Python
Since most of my projects are written in C++, I’m sharing here two small projects built with Jupyter notebooks. These scripts can be opened with free online services such as Google Colab.
Charts
The first script is used to generate the plots shown in Chapter 7 of the thesis for the augmentative communication project. You can visit the project and download the thesis PDF below.
Here are two examples of the resulting plots.
Statistical analysis of the digits of $\pi$, irrational numbers, and Benford’s law
In this project I have explored the statistical behavior of the digits of some irrational numbers and specific numerical sequences, with the goal of experimentally verifying theoretical properties such as digit normality and Benford’s law. The project can be downloaded using the button below.
The entire work was developed in Python, using scientific libraries such as mpmath, numpy, scipy, and matplotlib.
Part I - Digit density in irrational numbers
Goal
Verify experimentally the hypothesis that $\pi$ behaves like a normal number, i.e., that each decimal digit (0-9) appears with frequency 1/10.
Methodology
1. Computing 50,000 digits of $\pi$
I used the mpmath library to generate $\pi$ with arbitrary precision.

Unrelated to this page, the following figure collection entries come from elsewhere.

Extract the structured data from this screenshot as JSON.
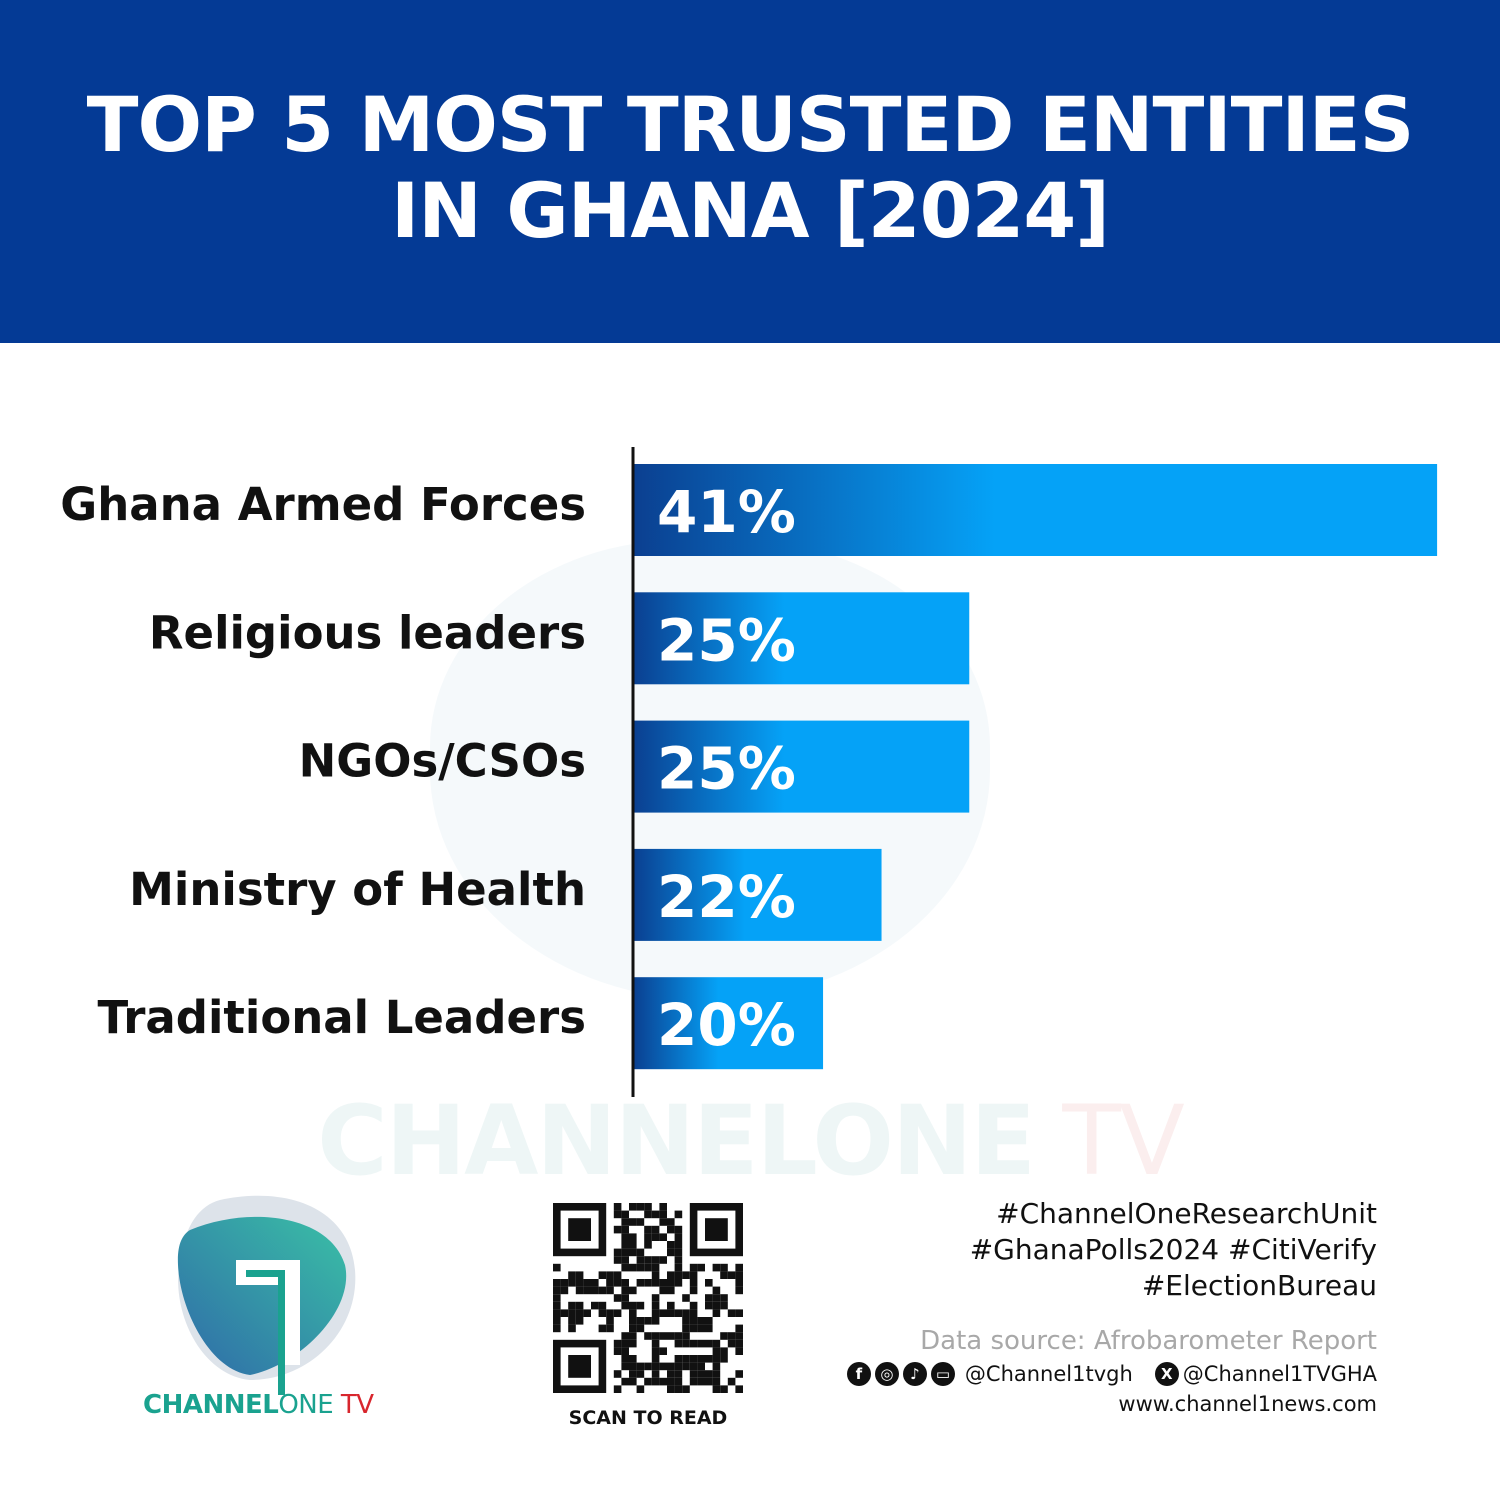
{
  "header": {
    "title_line1": "TOP 5 MOST TRUSTED ENTITIES",
    "title_line2": "IN GHANA [2024]"
  },
  "colors": {
    "header_bg": "#043a95",
    "bar_start": "#0b3f90",
    "bar_end": "#05a2f7"
  },
  "chart_data": {
    "type": "bar",
    "orientation": "horizontal",
    "title": "TOP 5 MOST TRUSTED ENTITIES IN GHANA [2024]",
    "categories": [
      "Ghana Armed Forces",
      "Religious leaders",
      "NGOs/CSOs",
      "Ministry of Health",
      "Traditional Leaders"
    ],
    "values": [
      41,
      25,
      25,
      22,
      20
    ],
    "value_labels": [
      "41%",
      "25%",
      "25%",
      "22%",
      "20%"
    ],
    "unit": "%",
    "grid": false,
    "legend": "none"
  },
  "watermark": {
    "part1": "CHANNELONE",
    "part2": " TV"
  },
  "logo": {
    "text_bold": "CHANNEL",
    "text_one": "ONE",
    "text_tv": " TV"
  },
  "qr": {
    "caption": "SCAN TO READ"
  },
  "footer": {
    "tags": [
      "#ChannelOneResearchUnit",
      "#GhanaPolls2024 #CitiVerify",
      "#ElectionBureau"
    ],
    "source": "Data source: Afrobarometer Report",
    "social_icons": [
      "facebook-icon",
      "instagram-icon",
      "tiktok-icon",
      "youtube-icon"
    ],
    "handle1": "@Channel1tvgh",
    "x_icon": "x-icon",
    "handle2": "@Channel1TVGHA",
    "website": "www.channel1news.com"
  }
}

It was necessary to set the number of significant digits (mp.dps) correctly and convert the number to a string to analyze each digit.
2. Computing frequencies
For each digit ( $d \in [0,9]$ ) I computed:
\[f_d = \frac{n_d}{N}\]where ( $n_d$ ) is the number of occurrences of the digit and ( $N = 5 \times 10^4$ ).
3. Uncertainty estimates
Assuming a binomial distribution, I estimated the error as:
\[\sigma_{f_d} = \sqrt{\frac{f_d(1-f_d)}{N}}\]4. Linear fit of the data
To formally test the equiprobability hypothesis I fitted the model:
\[f_{lin}(d; \alpha, \beta) = \frac{\alpha}{10} + \beta d\]using scipy.optimize.curve_fit.
The theoretical uniform-distribution hypothesis corresponds to:
\[(\alpha_0, \beta_0) = (1.0, 0.0)\]5. Statistical analysis
From the fit I obtained:
- Best-fit parameters ( $\hat{\alpha}, \hat{\beta}$ )
- Covariance matrix
- Parameter correlation
- Minimum $\chi^2$:
With 10 points and 2 parameters, the degrees of freedom are:
\[n_{dof} = 8\]I then computed the p-value as the survival probability of the $\chi^2$ distribution.
6. Confidence ellipse
Using the covariance matrix returned by the fit, I built the ellipse defined by:
\[\Delta\chi^2 = \chi^2(\alpha,\beta) - \chi^2_{min} = \chi^2_{2,\,0.95}\]The plot shows:
- The best-fit point ( $(\hat{\alpha}, \hat{\beta})$ )
- The theoretical hypothesis ( (1,0) )
- The 68% confidence ellipse
- The 95% confidence ellipse
This allows a visual and quantitative assessment of the compatibility of the equiprobability hypothesis with the data.
Extension to other numbers
The same analysis was repeated for:
- ( e )
- ( $\sqrt{2}$ )
- The golden ratio ( $\varphi$ )
- The concatenation of Fibonacci numbers
- The Lucas and Padovan sequences
In all cases, the digit frequencies are compatible with equiprobability within statistical fluctuations.
It is especially interesting to see how fully deterministic sequences, such as Fibonacci, show statistical properties similar to those expected for normal numbers.
Part II - Benford’s law
The second part of the project concerns the distribution of the first significant digit.
Unlike the internal digits of $\pi$, the leading digit of many real-world quantities is not uniform but follows the logarithmic distribution:
\[f_d = \log_{10}(d+1) - \log_{10}(d)\]with ( $d \in [1,9]$ ).
Analyses performed
1. First digit of Fibonacci numbers
I extracted the first digit of the numbers ( $F_n$ ) and computed the observed frequencies.
I then fitted the parametric model:
\[f(d) = \log_{10}(d + \alpha) - \log_{10}(d + \beta)\]The exact Benford’s law hypothesis corresponds to:
\[(\alpha_0, \beta_0) = (1.0, 0.0)\]In this case as well I:
- Performed the fit
- Computed the covariance matrix
- Built the 68% and 95% confidence ellipse
- Evaluated $\Delta\chi^2$ relative to the theoretical hypothesis
2. Products of random variables
It is known that the product of many independent random variables tends to follow Benford’s law.
I verified this behavior numerically for:
\[Z_n = \prod_{k=0}^{n} X_k\]where ( $X_k$ ) are uniform variables.
As ( n ) increases, the first-digit distribution rapidly converges to the theoretical logarithmic distribution.